Clearly nobody wants to run the risk of losing data but NoSQL systems are scale-first by definition. If the only way to high throughput and scale, is to run risk and not commit the data to persistent storage at commit time, that is exactly what is often done. This is where DynamoDB really shines. When data is sent to DynamoDB, it is committed to persistent and reliable storage before the request is acknowledged. Again this is easy to do but doing it with average low single digit millisecond latencies is both harder and requires better hardware. Hard disk drives can’t do it and in-memory systems are not persistent so flash memory is the most cost effective solution.
But what if the server to which the data was committed fails, or the storage fails, or the datacenter is destroyed? On most NoSQL systems you would lose your most recent changes. On the better implementations, the data might be saved but could be offline and unavailable. With dynamoDB, if data is committed just as the entire datacenter burns to the ground, the data is safe, and the application can continue to run without negative impact at exactly the same provisioned throughput rate. The loss of an entire datacenter isn’t even inconvenient (unless you work at Amazon :-)) and has no impact on your running application performance.
Combining rock solid synchronous, multi-datacenter redundancy with average latency in the single digits, and throughput scaling to the millions of requests per second is both an excellent engineering challenge and one often not achieved.
More information on DynamoDB:
· DynamoDB detail Page: http://aws.amazon.com/dynamodb/
· DynamoDB Developer Guide: http://docs.amazonwebservices.com/amazondynamodb/latest/developerguide/
· Blog entries:
· DynamoDB Frequently Asked Questions: http://aws.amazon.com/dynamodb/faqs/
· DynamoDB Pricing: http://aws.amazon.com/dynamodb/pricing/
Relational systems remain an excellent solution for applications requiring Feature-First structured storage.
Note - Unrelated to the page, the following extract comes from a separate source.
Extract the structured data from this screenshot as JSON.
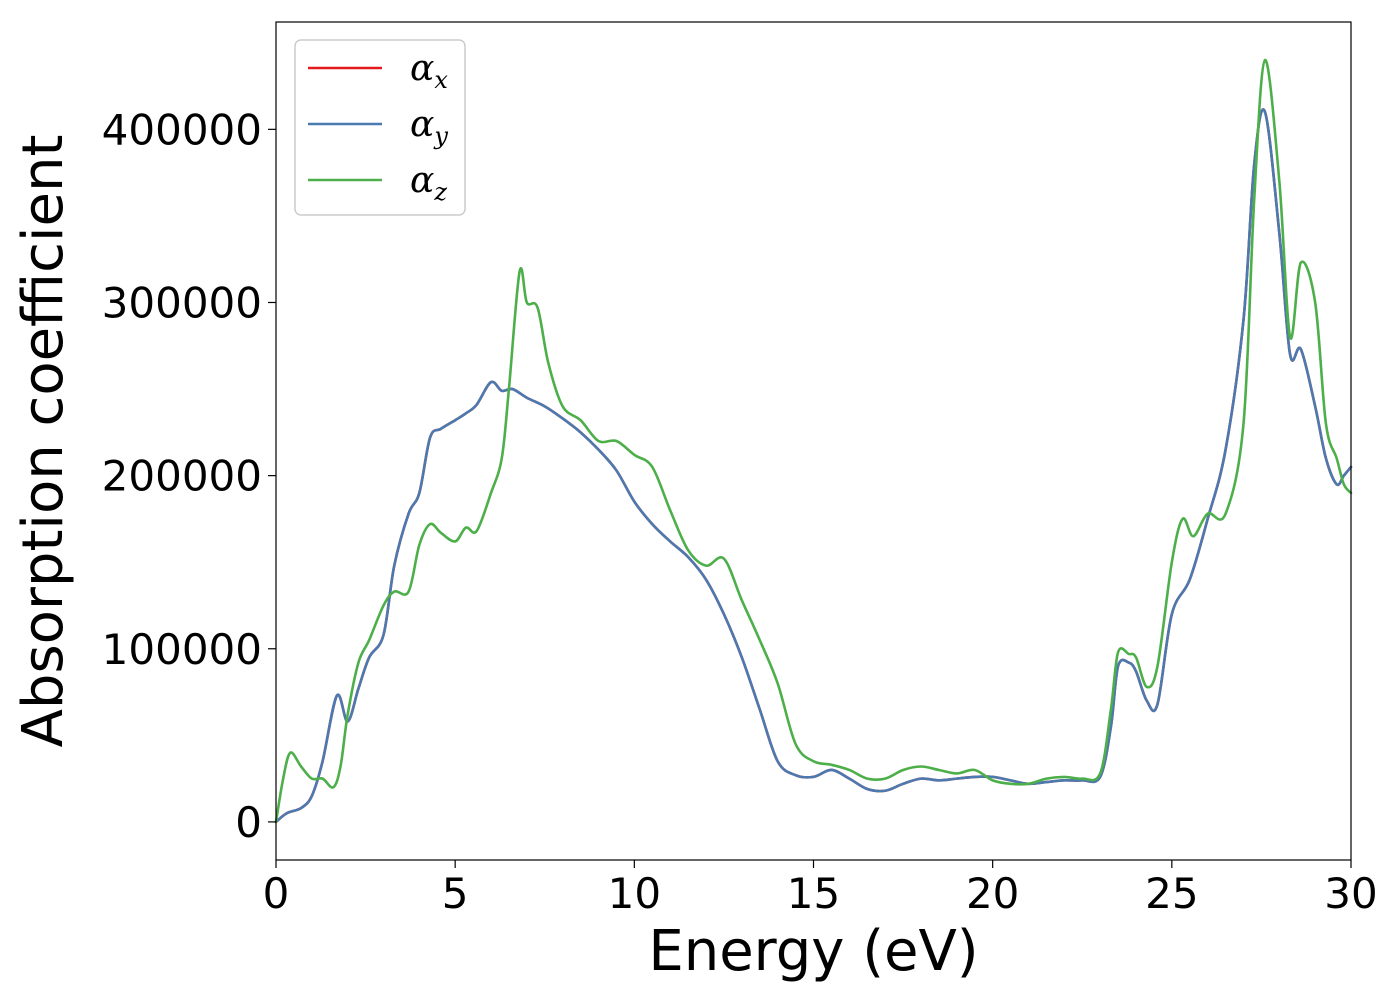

AWS Relational Database Service supports both the MySQL and Oracle and relational database management systems: http://aws.amazon.com/rds/.
Just as I was blown away when I saw it possible to create the world’s 42nd most powerful super computer with a few API calls to AWS (42: the Answer to the Ultimate Question of Life, the Universe and Everything), it is truly cool to see a couple of API calls to DynamoDB be all that it takes to get a scalable, consistent, low-latency, multi-datacenter redundant, NoSQL service configured, operational and online.